Un piano d’azione ambizioso, che mira inoltre alla creazione di opportunità commerciali e di lavoro, sfruttando l’innovazione e la digitalizzazione, in modo che “nulla vada sprecato”.
E l’Italia?
A livello nazionale, sembra che abbiamo recepito bene gli obiettivi dell’Unione Europea. Sono diverse le misure di supporto, finanziamento e agevolazione fiscale a imprese che operano nel settore dell’economia circolare. Tra queste spicca il fondo per gli investimenti pubblici a supporto di progetti ad alta sostenibilità ambientale, presente nella legge di bilancio 2020, in cui rientrano progetti legati all’economia circolare. Anche il Piano Industria 4.0 è stato ridefinito a favore delle imprese che operano in questo ambito.

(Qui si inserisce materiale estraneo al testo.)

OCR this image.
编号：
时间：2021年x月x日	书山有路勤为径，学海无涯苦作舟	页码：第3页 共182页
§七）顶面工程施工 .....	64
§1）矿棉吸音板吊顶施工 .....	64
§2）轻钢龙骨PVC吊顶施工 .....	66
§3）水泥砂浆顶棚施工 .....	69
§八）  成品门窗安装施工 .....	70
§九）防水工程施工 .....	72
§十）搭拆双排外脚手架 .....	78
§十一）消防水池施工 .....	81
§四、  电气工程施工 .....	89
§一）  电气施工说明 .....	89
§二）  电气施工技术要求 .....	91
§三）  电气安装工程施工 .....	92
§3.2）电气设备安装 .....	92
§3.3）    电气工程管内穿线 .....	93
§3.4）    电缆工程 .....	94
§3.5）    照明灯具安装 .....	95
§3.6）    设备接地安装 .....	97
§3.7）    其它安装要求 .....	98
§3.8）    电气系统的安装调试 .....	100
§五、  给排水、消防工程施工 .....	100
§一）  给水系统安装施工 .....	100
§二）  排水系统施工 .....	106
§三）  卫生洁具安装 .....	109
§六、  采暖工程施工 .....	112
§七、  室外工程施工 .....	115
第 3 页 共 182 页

Secondo il Rapporto Nazionale sull’Economia Circolare in Italia del 2020, il nostro Paese è già da un paio di anni il più virtuoso in Europa in tema di economia circolare, seguito da Germania e Francia, grazie soprattutto al suo avanzamento nell’industria bio-based (cioè l’industria che si occupa della trasformazione delle risorse biodegradabili). Il rapporto valuta i Paesi in base all’indice di circolarità, che esprime il grado di uso efficiente delle risorse in cinque diverse categorie: investimenti, occupazione, produzione, consumo e gestione dei rifiuti.

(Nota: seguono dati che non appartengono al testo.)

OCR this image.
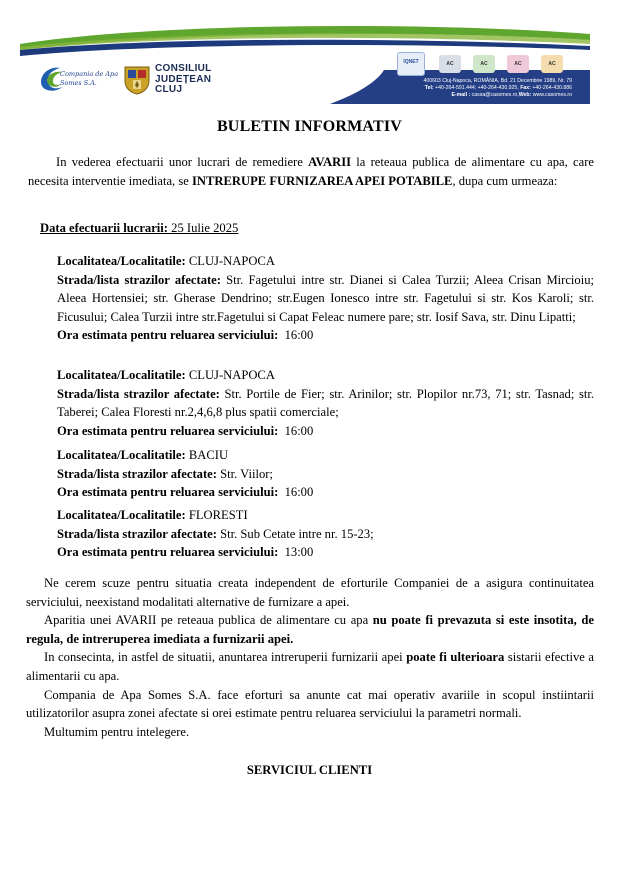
Compania de Apa Somes S.A.
CONSILIUL
JUDEȚEAN
CLUJ
IQNET	AC	AC	AC	AC
400603 Cluj-Napoca, ROMÂNIA, Bd. 21 Decembrie 1989, Nr. 79
Tel: +40-264-591.444; +40-264-430.925, Fax: +40-264-430.886
E-mail : cassa@casomes.ro,Web: www.casomes.ro
BULETIN INFORMATIV
In vederea efectuarii unor lucrari de remediere AVARII la reteaua publica de alimentare cu apa, care necesita interventie imediata, se INTRERUPE FURNIZAREA APEI POTABILE, dupa cum urmeaza:
Data efectuarii lucrarii: 25 Iulie 2025
Localitatea/Localitatile: CLUJ-NAPOCA
Strada/lista strazilor afectate: Str. Fagetului intre str. Dianei si Calea Turzii; Aleea Crisan Mircioiu; Aleea Hortensiei; str. Gherase Dendrino; str.Eugen Ionesco intre str. Fagetului si str. Kos Karoli; str. Ficusului; Calea Turzii intre str.Fagetului si Capat Feleac numere pare; str. Iosif Sava, str. Dinu Lipatti;
Ora estimata pentru reluarea serviciului: 16:00
Localitatea/Localitatile: CLUJ-NAPOCA
Strada/lista strazilor afectate: Str. Portile de Fier; str. Arinilor; str. Plopilor nr.73, 71; str. Tasnad; str. Taberei; Calea Floresti nr.2,4,6,8 plus spatii comerciale;
Ora estimata pentru reluarea serviciului: 16:00
Localitatea/Localitatile: BACIU
Strada/lista strazilor afectate: Str. Viilor;
Ora estimata pentru reluarea serviciului: 16:00
Localitatea/Localitatile: FLORESTI
Strada/lista strazilor afectate: Str. Sub Cetate intre nr. 15-23;
Ora estimata pentru reluarea serviciului: 13:00
Ne cerem scuze pentru situatia creata independent de eforturile Companiei de a asigura continuitatea serviciului, neexistand modalitati alternative de furnizare a apei.
Aparitia unei AVARII pe reteaua publica de alimentare cu apa nu poate fi prevazuta si este insotita, de regula, de intreruperea imediata a furnizarii apei.
In consecinta, in astfel de situatii, anuntarea intreruperii furnizarii apei poate fi ulterioara sistarii efective a alimentarii cu apa.
Compania de Apa Somes S.A. face eforturi sa anunte cat mai operativ avariile in scopul instiintarii utilizatorilor asupra zonei afectate si orei estimate pentru reluarea serviciului la parametri normali.
Multumim pentru intelegere.
SERVICIUL CLIENTI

In realtà, però, faremmo meglio a non cantar vittoria troppo in fretta. I dati collezionati dal rapporto, infatti, rilevano un rallentamento nell’avanzamento dell’indice da parte dell’Italia, che ha perso un punto dal 2019, contrariamente a Francia e Polonia, che invece hanno migliorato la propria prestazione acquistando rispettivamente sette e due punti. Inoltre, bisogna ricordare che nonostante la Commissione Europea abbia proposto degli indicatori per monitorare il livello di avanzamento dell’economia circolare in Europa, non esistono ad oggi dei parametri concordati a livello europeo (e internazionale). E senza dei parametri prestabiliti, è difficile fare una classifica per capire chi si stia comportando meglio.
La strada è ancora lunga
Complessivamente, anche l’indice globale di circolarità registra un calo: solo l’8,6% delle risorse utilizzate in un anno viene oggi reimpiegato nell’economia mondiale, rispetto al 9,1% del 2018. A livello europeo, i materiali riciclati riescono a soddisfare in media meno del 12% della domanda di materiali dell’UE. Ciononostante, ci sono dei segnali positivi sul piano economico: secondo i dati della Commissione Europea, già nel 2016 erano impiegati nei settori attinenti all’economia circolare circa 4 milioni di lavoratori (il 6% in più rispetto al 2012), che generavano un valore aggiunto pari a quasi 147 miliardi di euro.
Sembra evidente che ci sia ancora molta strada da fare per raggiungere un’economia interamente circolare, ma stiamo facendo passi avanti e, soprattutto, le intenzioni della Commissione Europea sembrano incoraggianti. Che sia la “spintarella gentile” di cui abbiamo bisogno per abbandonare finalmente il nido di allori che ci siamo costruiti e sul quale abbiamo dormito fino ad oggi?